Jago la miró con amabilidad.

– ¿Huellas en el maletero del coche? ¿En el interior? ¿En las llaves del coche? ¿Dentro del maletero? El Confesor y el chico pasaban muchas horas juntos, tal vez incluso trabajaran juntos en… En el negocio de su padre, por ejemplo. Cada uno conducía el coche del otro, eran amigos, colegas, eran como padre e hijo, como madre e hijo, como hermanos, eran amantes, eran… Lo que fuera. Verá, no importa, porque todo podía justificarse. ¿Un cabello en el maletero? ¿Del Confesor? ¿De otra persona? Lo mismo, en realidad. El Confesor, o la Confesora, porque pudo ser una mujer, ya lo hemos visto, dejó allí el de otra persona o incluso uno suyo. ¿Qué hay de las fibras? Fibras de tejidos… ¿Tal vez en la cinta con que se marcó el equipo? ¿No sería genial? Pero el Confesor ayudó a señalar el equipo o tocó el equipo porque… ¿Por qué? Porque el maletero también se utilizaba para otras cosas (¿material de surf, ¿quizá?) y las cosas se movían de un lado para otro, se metían y se sacaban. ¿Qué hay del acceso al equipo? Todo el mundo tenía acceso a él. Todas y cada una de las personas de la vida del pobre chico. ¿Qué hay del móvil? Bueno, parece ser que prácticamente todo el mundo tenía uno. Así que al fin y al cabo, no hay respuesta. Sólo hay especulaciones, pero es imposible presentar ningún caso. Qué inútil, qué exasperante, qué sinsentido…

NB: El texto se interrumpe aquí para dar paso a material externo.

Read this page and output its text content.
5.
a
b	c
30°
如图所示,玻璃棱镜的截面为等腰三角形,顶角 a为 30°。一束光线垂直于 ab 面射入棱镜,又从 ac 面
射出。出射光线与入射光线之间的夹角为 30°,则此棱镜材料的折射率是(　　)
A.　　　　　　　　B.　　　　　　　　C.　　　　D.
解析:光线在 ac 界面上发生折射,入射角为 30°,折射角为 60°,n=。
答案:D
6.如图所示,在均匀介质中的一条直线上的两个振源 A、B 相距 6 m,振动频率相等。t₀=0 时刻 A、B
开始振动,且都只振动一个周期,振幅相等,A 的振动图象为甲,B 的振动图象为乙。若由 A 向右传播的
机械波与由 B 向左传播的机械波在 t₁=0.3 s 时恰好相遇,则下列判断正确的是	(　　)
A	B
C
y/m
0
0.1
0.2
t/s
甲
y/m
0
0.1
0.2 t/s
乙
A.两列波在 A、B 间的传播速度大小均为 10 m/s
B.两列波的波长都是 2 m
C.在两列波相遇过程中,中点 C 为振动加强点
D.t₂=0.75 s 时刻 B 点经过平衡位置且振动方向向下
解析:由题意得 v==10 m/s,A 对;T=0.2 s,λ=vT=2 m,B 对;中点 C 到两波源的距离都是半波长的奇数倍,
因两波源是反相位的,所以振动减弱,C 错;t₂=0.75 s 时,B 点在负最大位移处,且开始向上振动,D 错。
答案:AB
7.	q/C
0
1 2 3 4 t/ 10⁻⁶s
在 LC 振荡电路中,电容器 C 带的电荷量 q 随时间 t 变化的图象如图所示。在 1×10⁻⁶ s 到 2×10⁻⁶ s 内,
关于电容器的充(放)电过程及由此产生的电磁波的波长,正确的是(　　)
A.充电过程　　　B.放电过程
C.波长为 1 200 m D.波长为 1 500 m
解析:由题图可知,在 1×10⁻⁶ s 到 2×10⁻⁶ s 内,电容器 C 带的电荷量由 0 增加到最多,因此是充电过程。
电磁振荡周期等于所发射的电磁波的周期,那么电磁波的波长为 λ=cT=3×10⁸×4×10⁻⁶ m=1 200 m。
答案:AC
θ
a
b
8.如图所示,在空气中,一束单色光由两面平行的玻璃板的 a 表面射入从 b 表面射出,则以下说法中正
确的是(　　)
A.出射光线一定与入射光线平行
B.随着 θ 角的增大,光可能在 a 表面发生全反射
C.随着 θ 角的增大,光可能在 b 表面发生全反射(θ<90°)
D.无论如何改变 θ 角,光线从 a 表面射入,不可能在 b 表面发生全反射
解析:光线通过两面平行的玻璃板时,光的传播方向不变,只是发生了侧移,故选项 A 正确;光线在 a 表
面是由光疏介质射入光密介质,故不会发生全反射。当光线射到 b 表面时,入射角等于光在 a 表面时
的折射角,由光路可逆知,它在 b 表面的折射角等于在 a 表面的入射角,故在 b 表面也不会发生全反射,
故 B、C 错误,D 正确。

– Creo que ya es suficiente, señor Reeth. O señor Parsons -dijo Bea.

– Qué horror, porque el asesino, o la asesina, claro está, se marchará ahora que ya ha hecho lo que tenía que hacer.

– He dicho que ya es suficiente.

– Y la policía no podrá tocar al asesino y lo único que podrá hacer será quedarse de brazos cruzados y beberse un té y aguardar y esperar a encontrar algo en algún lugar, algún día… Pero estarán más ocupados, ¿verdad? Tendrán otras cosas entre manos. Le apartarán a usted a un lado y le dirán que no les llame todos los días, tío, porque cuando un caso se enfría, como pasará con éste, no tiene sentido llamar, así que ya le llamaremos nosotros si detenemos a alguien y cuando lo detengamos. Pero la detención nunca tendrá lugar. Así que acabará no teniendo nada más que cenizas en una urna, y ya podrían haber incinerado su cuerpo el mismo día que incineraron el del chico porque de todos modos su alma ya no existirá.

Había terminado, al parecer, completado su monólogo. Lo único que quedaba era el sonido de una respiración áspera, la de Jago Reeth, y fuera, los chillidos de las gaviotas y las ráfagas de viento y el estrépito de las olas. En una serie de televisión bien equilibrada, pensó Bea, ahora Reeth se levantaría, saldría corriendo hacia la puerta y se arrojaría por el precipicio, después de haber perpetrado por fin la venganza que había planeado y de que ya no le quedara ninguna razón más para seguir viviendo. Saltaría y se reuniría con su hijo muerto Jamie. Pero, por desgracia, no estaban en una serie de televisión.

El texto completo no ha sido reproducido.